In his recent newspaper article, local academic Hui contents that when trying to understand Hong Kong (“HK”) political controversies surrounding such issues as Mainland-HK conflicts, the crisis of the rule of law, Old Age Living Allowance, and LGBT rights, it may not suffice just to look at the people’s judgments and beliefs from a cognitive and ideological perspective. In a city undergoing affective turn, affect and emotions play an important role in mobilizing people’s political participation. For instance, the fear of fundamental rights being corroded as a result of the post-1997 political changes may account for HK people’s care for freedom, the rule of law, the June-Forth Massacre and the “suicide” of the mainland activist Li Wangyang; the hatred of “foreign enemy” from mainland together with the worry of local resources (jobs, benefits, opportunities etc) being unfairly allocated may account for the people’s strong action against mainland pregnant women and new immigrants; and the fear of students being “brainwashed” may be a decisive factor in driving people to protest against the Moral and National Education subject introduced by the government.
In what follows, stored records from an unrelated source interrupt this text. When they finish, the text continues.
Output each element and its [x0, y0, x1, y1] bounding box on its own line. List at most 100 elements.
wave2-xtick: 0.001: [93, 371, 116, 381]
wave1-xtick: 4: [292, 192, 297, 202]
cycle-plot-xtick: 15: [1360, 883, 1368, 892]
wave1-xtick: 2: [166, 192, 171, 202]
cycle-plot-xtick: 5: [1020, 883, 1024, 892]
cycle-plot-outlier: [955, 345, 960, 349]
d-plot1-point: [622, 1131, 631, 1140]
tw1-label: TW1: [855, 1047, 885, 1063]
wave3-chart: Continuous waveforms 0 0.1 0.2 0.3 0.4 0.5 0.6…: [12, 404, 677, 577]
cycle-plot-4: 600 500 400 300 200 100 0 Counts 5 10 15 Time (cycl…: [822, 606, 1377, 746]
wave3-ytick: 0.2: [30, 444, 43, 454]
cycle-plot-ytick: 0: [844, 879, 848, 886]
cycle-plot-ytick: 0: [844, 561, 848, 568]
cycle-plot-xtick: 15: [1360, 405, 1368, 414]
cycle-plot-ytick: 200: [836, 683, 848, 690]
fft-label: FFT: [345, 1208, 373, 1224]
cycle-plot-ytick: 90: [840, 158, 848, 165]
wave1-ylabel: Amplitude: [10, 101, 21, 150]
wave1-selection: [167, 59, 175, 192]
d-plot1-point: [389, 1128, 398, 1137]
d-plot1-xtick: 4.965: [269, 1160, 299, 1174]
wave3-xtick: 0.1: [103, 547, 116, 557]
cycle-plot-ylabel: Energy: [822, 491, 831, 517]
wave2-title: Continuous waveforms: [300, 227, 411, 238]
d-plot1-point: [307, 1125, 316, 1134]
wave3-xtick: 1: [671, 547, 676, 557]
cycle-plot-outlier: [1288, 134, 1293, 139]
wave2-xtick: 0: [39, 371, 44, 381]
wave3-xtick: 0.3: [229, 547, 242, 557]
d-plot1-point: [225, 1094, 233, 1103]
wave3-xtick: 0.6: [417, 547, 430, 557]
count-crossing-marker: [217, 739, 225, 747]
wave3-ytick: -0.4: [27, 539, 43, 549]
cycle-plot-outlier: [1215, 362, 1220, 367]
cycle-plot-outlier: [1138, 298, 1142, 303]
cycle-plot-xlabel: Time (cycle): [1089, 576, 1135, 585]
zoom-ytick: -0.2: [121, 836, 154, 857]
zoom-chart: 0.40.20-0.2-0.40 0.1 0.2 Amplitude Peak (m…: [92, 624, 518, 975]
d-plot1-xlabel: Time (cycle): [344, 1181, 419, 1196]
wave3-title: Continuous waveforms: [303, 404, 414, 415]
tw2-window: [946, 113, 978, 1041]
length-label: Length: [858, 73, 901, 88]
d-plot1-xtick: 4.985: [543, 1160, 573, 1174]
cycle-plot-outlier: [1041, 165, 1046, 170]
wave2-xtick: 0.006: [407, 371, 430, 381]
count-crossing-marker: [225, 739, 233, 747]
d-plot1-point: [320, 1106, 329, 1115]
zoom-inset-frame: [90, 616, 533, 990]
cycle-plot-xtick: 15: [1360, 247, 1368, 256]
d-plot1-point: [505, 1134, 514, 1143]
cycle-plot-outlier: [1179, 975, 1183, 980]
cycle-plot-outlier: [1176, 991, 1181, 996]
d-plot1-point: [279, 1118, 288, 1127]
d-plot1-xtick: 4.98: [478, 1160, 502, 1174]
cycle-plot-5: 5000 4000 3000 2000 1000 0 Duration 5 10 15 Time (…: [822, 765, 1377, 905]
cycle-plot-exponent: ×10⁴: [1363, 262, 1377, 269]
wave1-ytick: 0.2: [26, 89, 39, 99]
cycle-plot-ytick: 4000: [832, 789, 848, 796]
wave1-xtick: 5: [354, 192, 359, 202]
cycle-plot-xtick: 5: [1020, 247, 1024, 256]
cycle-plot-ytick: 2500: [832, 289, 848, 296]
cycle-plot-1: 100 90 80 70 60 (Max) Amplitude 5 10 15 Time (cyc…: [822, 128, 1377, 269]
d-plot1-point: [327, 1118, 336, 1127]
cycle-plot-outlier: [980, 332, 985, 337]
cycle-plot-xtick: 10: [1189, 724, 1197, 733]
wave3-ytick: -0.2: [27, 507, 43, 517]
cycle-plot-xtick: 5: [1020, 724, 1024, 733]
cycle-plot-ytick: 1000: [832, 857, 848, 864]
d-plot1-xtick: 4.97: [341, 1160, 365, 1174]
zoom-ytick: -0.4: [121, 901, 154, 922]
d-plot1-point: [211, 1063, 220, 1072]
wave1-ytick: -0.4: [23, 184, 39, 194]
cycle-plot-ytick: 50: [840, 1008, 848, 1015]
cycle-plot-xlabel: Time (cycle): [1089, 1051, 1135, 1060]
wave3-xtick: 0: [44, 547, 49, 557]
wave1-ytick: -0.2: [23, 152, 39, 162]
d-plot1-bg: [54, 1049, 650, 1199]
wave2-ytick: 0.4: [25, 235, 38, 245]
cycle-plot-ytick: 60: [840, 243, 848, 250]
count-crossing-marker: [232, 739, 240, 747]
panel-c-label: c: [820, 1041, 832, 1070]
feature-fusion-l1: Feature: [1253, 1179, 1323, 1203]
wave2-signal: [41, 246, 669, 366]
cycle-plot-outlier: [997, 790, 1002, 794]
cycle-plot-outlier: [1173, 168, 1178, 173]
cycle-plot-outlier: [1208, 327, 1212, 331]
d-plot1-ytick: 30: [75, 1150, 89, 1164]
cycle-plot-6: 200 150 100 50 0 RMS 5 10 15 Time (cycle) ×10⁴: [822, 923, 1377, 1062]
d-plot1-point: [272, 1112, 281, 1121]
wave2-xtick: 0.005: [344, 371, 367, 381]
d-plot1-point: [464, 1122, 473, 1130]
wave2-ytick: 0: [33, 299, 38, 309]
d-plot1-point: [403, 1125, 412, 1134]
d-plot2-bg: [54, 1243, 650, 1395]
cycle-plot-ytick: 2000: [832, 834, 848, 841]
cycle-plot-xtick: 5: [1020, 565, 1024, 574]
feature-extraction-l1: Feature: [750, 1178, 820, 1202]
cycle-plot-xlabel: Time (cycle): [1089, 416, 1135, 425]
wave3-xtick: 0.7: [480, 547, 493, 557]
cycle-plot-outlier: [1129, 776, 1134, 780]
While studying the changes in America’s political atmosphere during recent decades, Lawrence Grossberg suggests that the New Right (the neo-conservatives) by recycling and appropriating the readily available postmodern sensibility (a sense of doubt, hopelessness and helplessness) in popular culture, quite successfully promoted a kind of affective politics, rendering politics confrontational in nature (via formation of frontiers), one resorting to fanaticism, wanting of serious debates on public affairs, and one which discourages people’s investment in normal political activities. As a result of cynicisms generated by such politics, the New Right de-politicized politics, shrinking it into concerning only about matters within everyday life, for the convenience of advancing their own conservative political agenda. In the course of such argument, Grossberg analyzed the various strategies deployed by the New Right and explained why they were successful in constructing such a conservative-friendly environment.
Putting Grossberg’s analysis into the context of HK, and seemingly echoing Hui’s claim of the society’s affective turn, we do see an increasing appeal to affect in the political arena, increasing fanaticism and simultaneous cynicism, and an increasing politically aware yet de-politicizing society. We also see the rise of a confrontational politics in which frontiers separating not only the government and the people, but also the different groups within the “anti-government” (pro-democratic) bloc are formed. In addition we see the various strategies that were used by the Grossberg’s New Right being deployed today by different players in the HK political theatre. However, Grossberg’s analysis provides us with just another pair of spectacles to look at the HK political phenomenon, letting us see things from a different perspective, regrouping conflicting findings under a different umbrella. Factors underlying those phenomenon and findings are not able and supposed to be revealed by this Grossberg spectacles. After all, the political environment of America for the past decades and that of the post-1997 HK are two entirely different worlds. Blurs such as the authoritative nature of the mainland government, HK’s lack of democratic system, and the different mediating agents within the HK society facilitating affect’s proliferation require the use of other spectacles to render visible.
Hence in this paper, Grossberg’s analysis on affective politics and cynicism will first be laid out. Then by using this spectacles, the renewed “view” of the current situation of HK will be presented. Finally views that are beyond the pane of this pair of spectacles will be cursorily displayed.